Les offres publiques sur titres de capital
(procédure normale)

 

Section 1

 

Généralités

 

Article 5-2-1
Arrêté du 18 décembre 2000 (Journal officiel du 17 juillet 2001)

 

La procédure normale d’offre publique est applicable quand l’initiateur agissant seul ou de concert détient moins de la moitié du capital ou des droits de vote de la société visée.

 

Les ordres des personnes qui désirent présenter leurs titres en réponse à l'offre ne peuvent être révoqués que jusques et y compris le jour de clôture de l'offre.

 

Article 5-2-2

 

L’offre publique est ouverte après publication de la note d’information ayant reçu le visa de la Commission des opérations de bourse établie par l’initiateur et après réception par le Conseil, le cas échéant, des autorisations préalables requises par la législation en vigueur. La date d’ouverture de l’offre est publiée par le Conseil.

 

Le calendrier de l’offre est fixé en fonction de la date de publication de la note d’information commune établie par l’initiateur et la société visée ou de la note en réponse établie par la société visée. Le délai entre la date de cette publication et la date de clôture est de 25 jours de bourse sans que la durée de l’offre puisse excéder 35 jours de bourse.

 

En accord avec le Conseil, l’entreprise de marché concernée fait connaître les conditions et délais prévus pour le dépôt par les teneurs de compte des titres apportés et pour la livraison et le règlement en titres ou en capitaux ainsi que la date à laquelle les résultats de l’offre seront disponibles.

 

Le Conseil publie la date de clôture de l’offre et la date de résultats.

 

Article 5-2-3
Arrêté du 18 décembre 2000 (Journal officiel du 17 juillet 2001)

 

Le résultat de l'offre est publié en principe neuf jours de bourse au plus tard après la date de clôture.

 

Si le Conseil constate que l'offre a une suite positive, l'entreprise de marché fait connaître les conditions de règlement et de livraison des titres acquis par l'initiateur.

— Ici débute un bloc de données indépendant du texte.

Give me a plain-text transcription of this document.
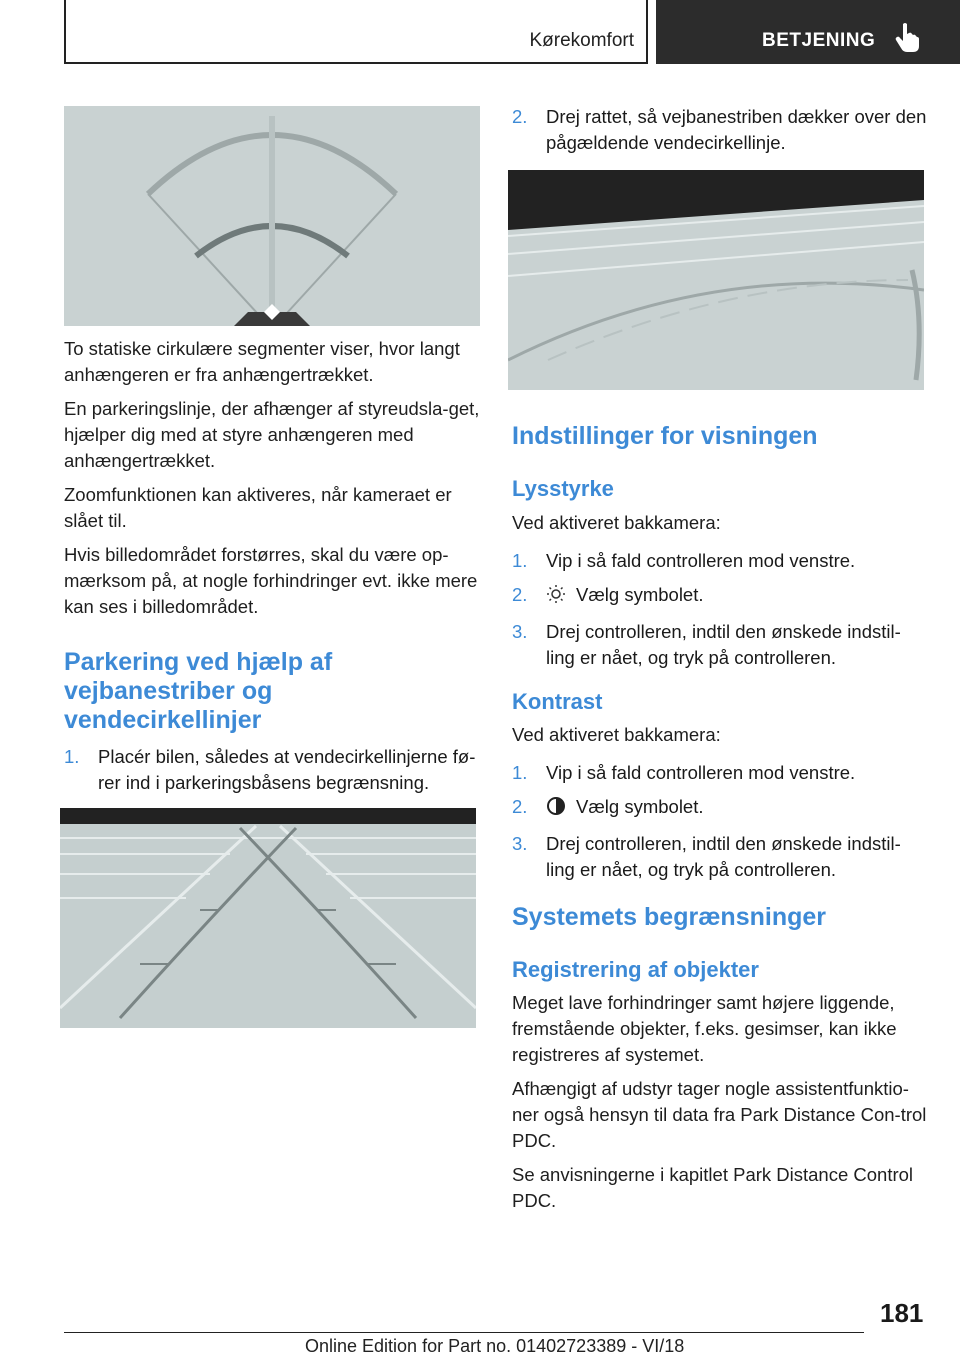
Kørekomfort	BETJENING

To statiske cirkulære segmenter viser, hvor langt anhængeren er fra anhængertrækket.

En parkeringslinje, der afhænger af styreudsla‐get, hjælper dig med at styre anhængeren med anhængertrækket.

Zoomfunktionen kan aktiveres, når kameraet er slået til.

Hvis billedområdet forstørres, skal du være op‐mærksom på, at nogle forhindringer evt. ikke mere kan ses i billedområdet.

Parkering ved hjælp af vejbanestriber og vendecirkellinjer
1. Placér bilen, således at vendecirkellinjerne fø‐rer ind i parkeringsbåsens begrænsning.
2. Drej rattet, så vejbanestriben dækker over den pågældende vendecirkellinje.
Indstillinger for visningen
Lysstyrke
Ved aktiveret bakkamera:
1. Vip i så fald controlleren mod venstre.
2.	Vælg symbolet.
3. Drej controlleren, indtil den ønskede indstil‐ling er nået, og tryk på controlleren.
Kontrast
Ved aktiveret bakkamera:
1. Vip i så fald controlleren mod venstre.
2.	Vælg symbolet.
3. Drej controlleren, indtil den ønskede indstil‐ling er nået, og tryk på controlleren.
Systemets begrænsninger
Registrering af objekter

Meget lave forhindringer samt højere liggende, fremstående objekter, f.eks. gesimser, kan ikke registreres af systemet.

Afhængigt af udstyr tager nogle assistentfunktio‐ner også hensyn til data fra Park Distance Con‐trol PDC.

Se anvisningerne i kapitlet Park Distance Control PDC.

181
Online Edition for Part no. 01402723389 - VI/18
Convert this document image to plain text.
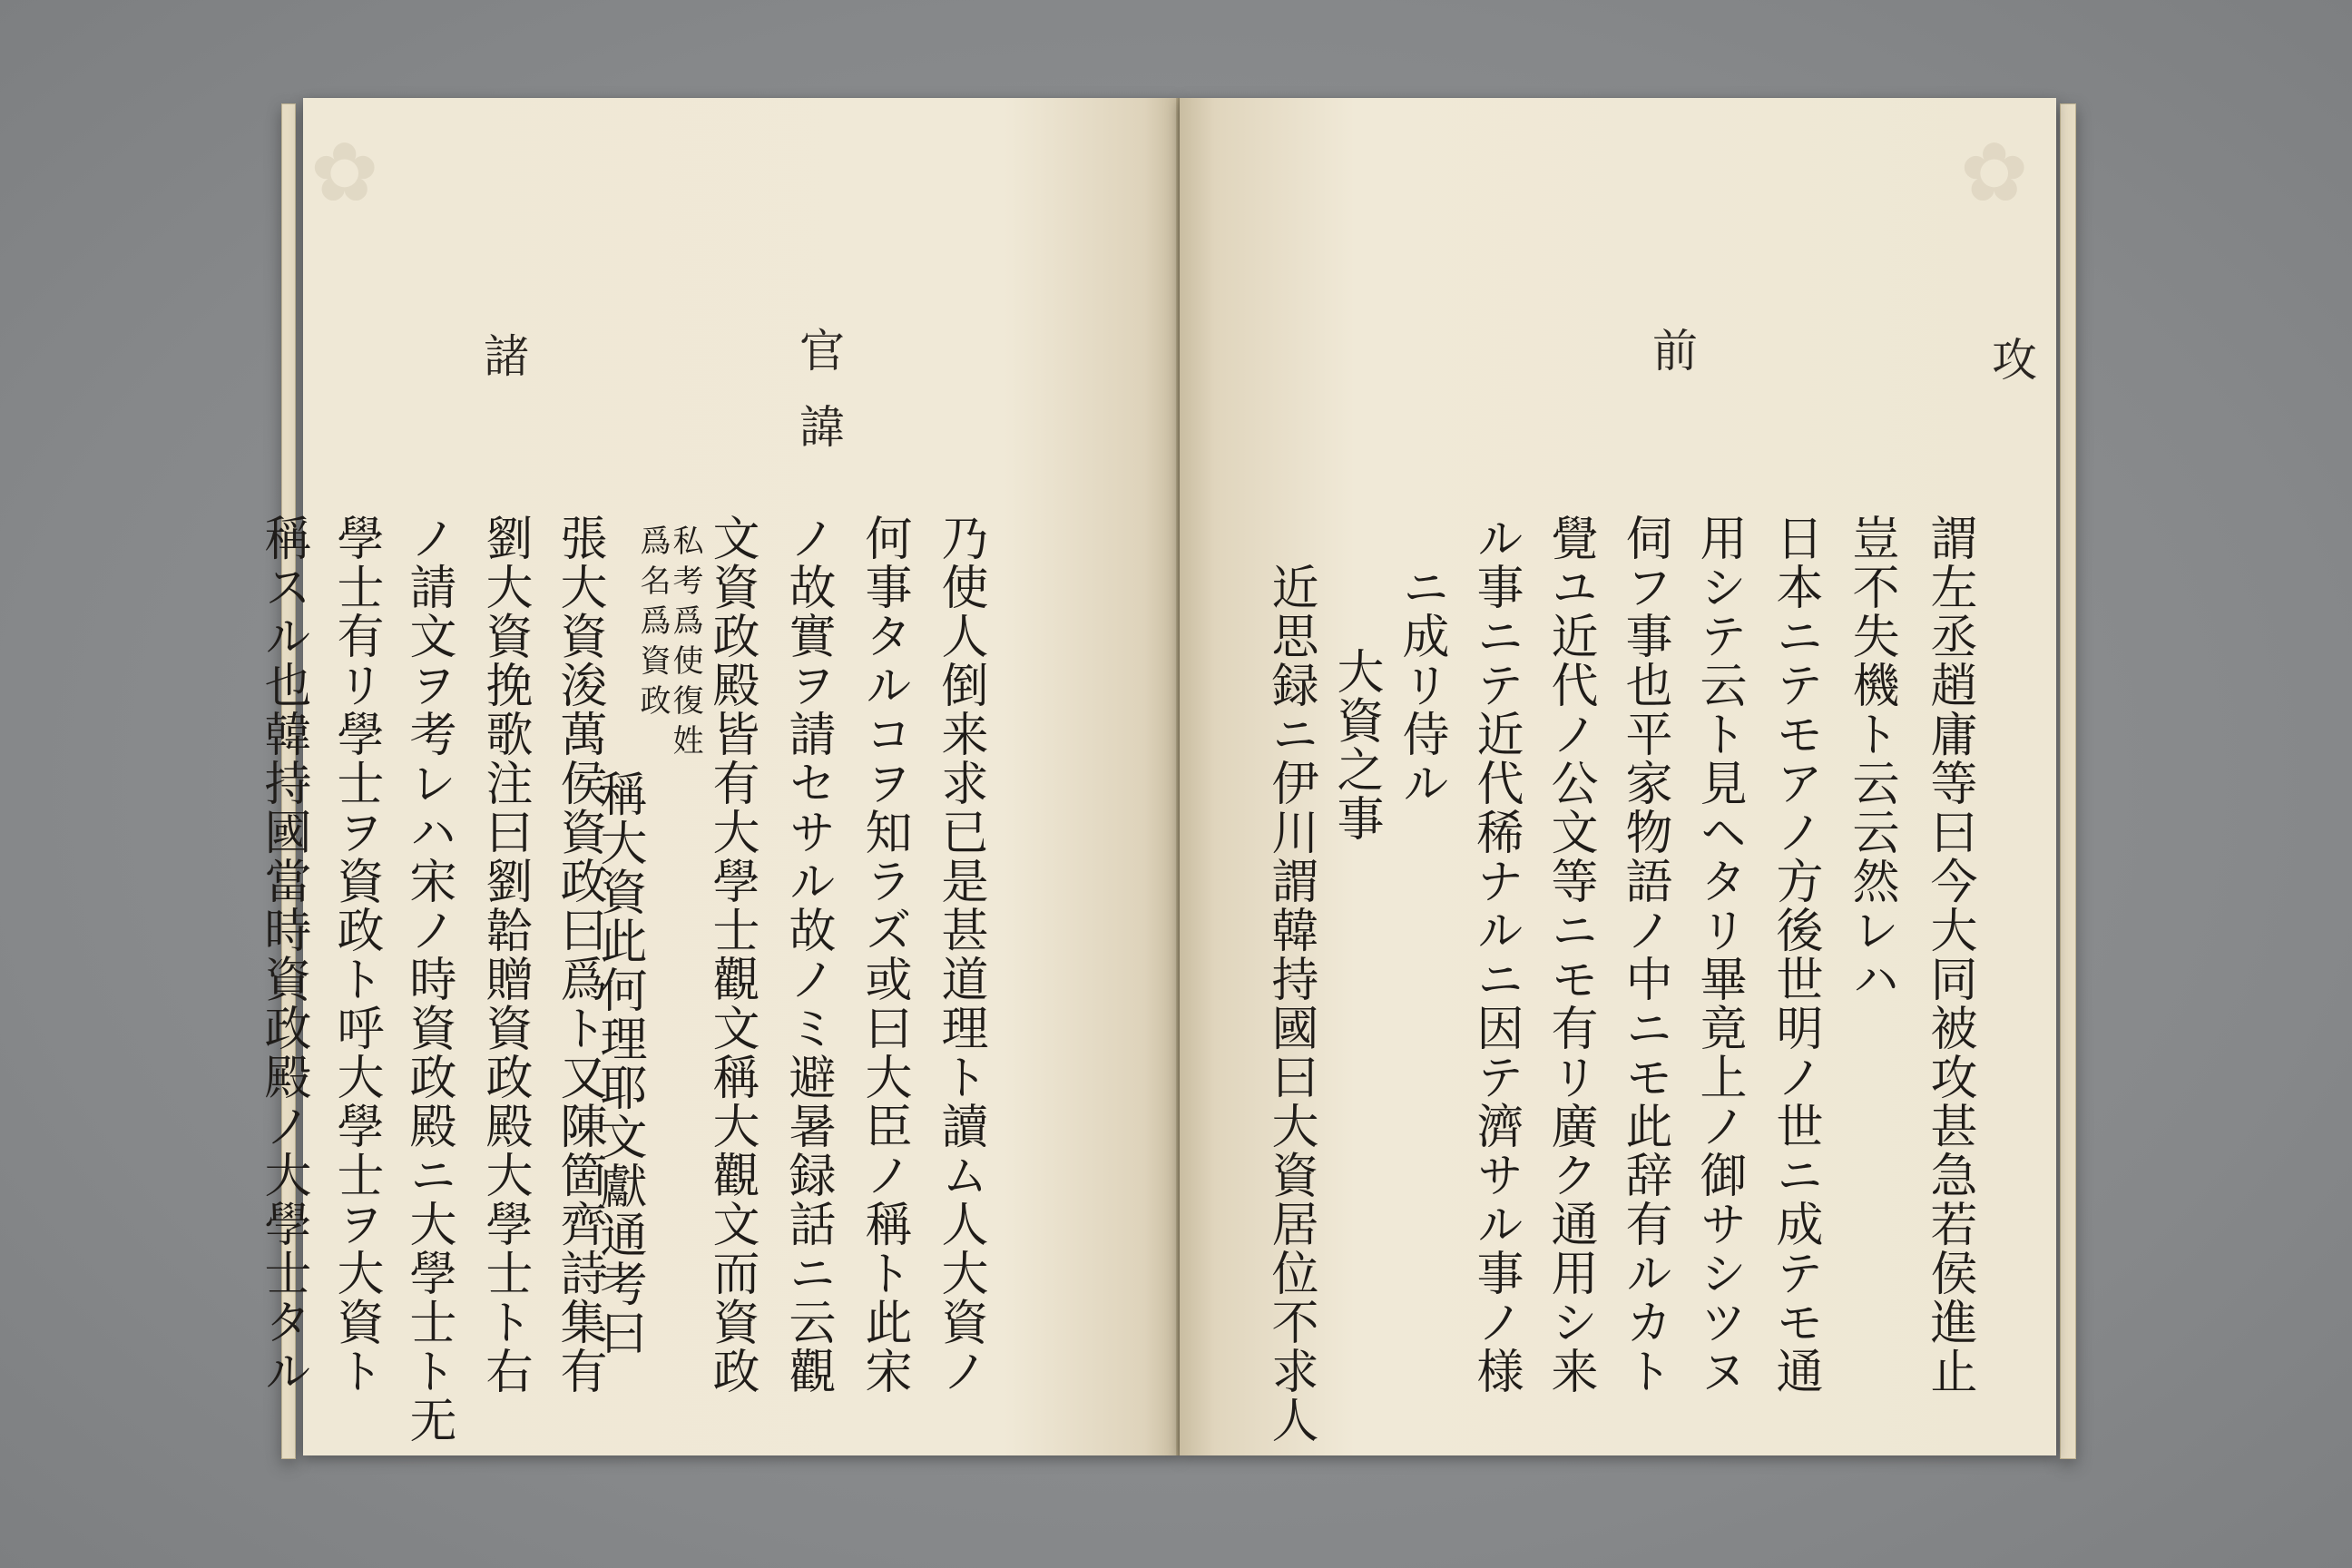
✿
諸	官諱
乃使人倒来求已是甚道理ト讀ム人大資ノ
何事タルコヲ知ラズ或曰大臣ノ稱ト此宋
ノ故實ヲ請セサル故ノミ避暑録話ニ云觀
文資政殿皆有大學士觀文稱大觀文而資政
私考爲使復姓
爲名爲資政
稱大資此何理耶文獻通考曰
張大資浚萬侯資政曰爲ト又陳箇齊詩集有
劉大資挽歌注曰劉韐贈資政殿大學士ト右
ノ請文ヲ考レハ宋ノ時資政殿ニ大學士ト无
學士有リ學士ヲ資政ト呼大學士ヲ大資ト
稱スル也韓持國當時資政殿ノ大學士タル
✿
攻
前
謂左丞趙庸等曰今大同被攻甚急若侯進止
豈不失機ト云云然レハ
日本ニテモアノ方後世明ノ世ニ成テモ通
用シテ云ト見ヘタリ畢竟上ノ御サシツヌ
伺フ事也平家物語ノ中ニモ此辞有ルカト
覺ユ近代ノ公文等ニモ有リ廣ク通用シ来
ル事ニテ近代稀ナルニ因テ濟サル事ノ様
ニ成リ侍ル
大資之事
近思録ニ伊川謂韓持國曰大資居位不求人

Si le Conseil constate que l'offre est sans suite, l'entreprise de marché fait connaître la date à laquelle les titres présentés en réponse seront restitués aux teneurs de compte déposants.

 

Dans l'hypothèse où l'offre est assortie d'un seuil de renonciation, le Conseil publie un résultat provisoire dès qu'il a connaissance par l'entreprise de marché du total de titres déposés auprès d'elle par les intermédiaires habilités aux fins de centralisation.

 

Article 5-2-3-1
Arrêté du 18 décembre 2000 (Journal officiel du 17 juillet 2001)

 

Si l'offre connaît une suite positive et confère à l'initiateur les deux tiers du capital et des droits de vote de la société visée, elle peut être réouverte, sur décision de celui-ci rendue publique dans les dix jours de bourse suivant la publication du résultat définitif.

 

Le seuil requis pour cette réouverture est ramené à la majorité du capital et des droits de vote si plusieurs offres étaient en présence.

 

Le Conseil publie le calendrier de réouverture de l'offre qui dure au moins dix jours de bourse.

 

Section 2

 

Offres concurrentes et surenchères

 

Article 5-2-4
Arrêté du 18 décembre 2000 (Journal officiel du 17 juillet 2001)

 

A dater de l'ouverture d'une offre et cinq jours de bourse au plus tard avant sa date de clôture, un projet d'offre publique concurrente visant les titres de la société visée ou de l'une des sociétés visées peut être déposé auprès du Conseil.

 

Article 5-2-5
Arrêté du 18 décembre 2000 (Journal officiel du 17 juillet 2001)

 

Pendant la durée de son offre et cinq jours de bourse au plus tard avant la clôture, l'initiateur a la faculté de surenchérir sur les termes de son offre ou de la dernière offre publique concurrente ouverte.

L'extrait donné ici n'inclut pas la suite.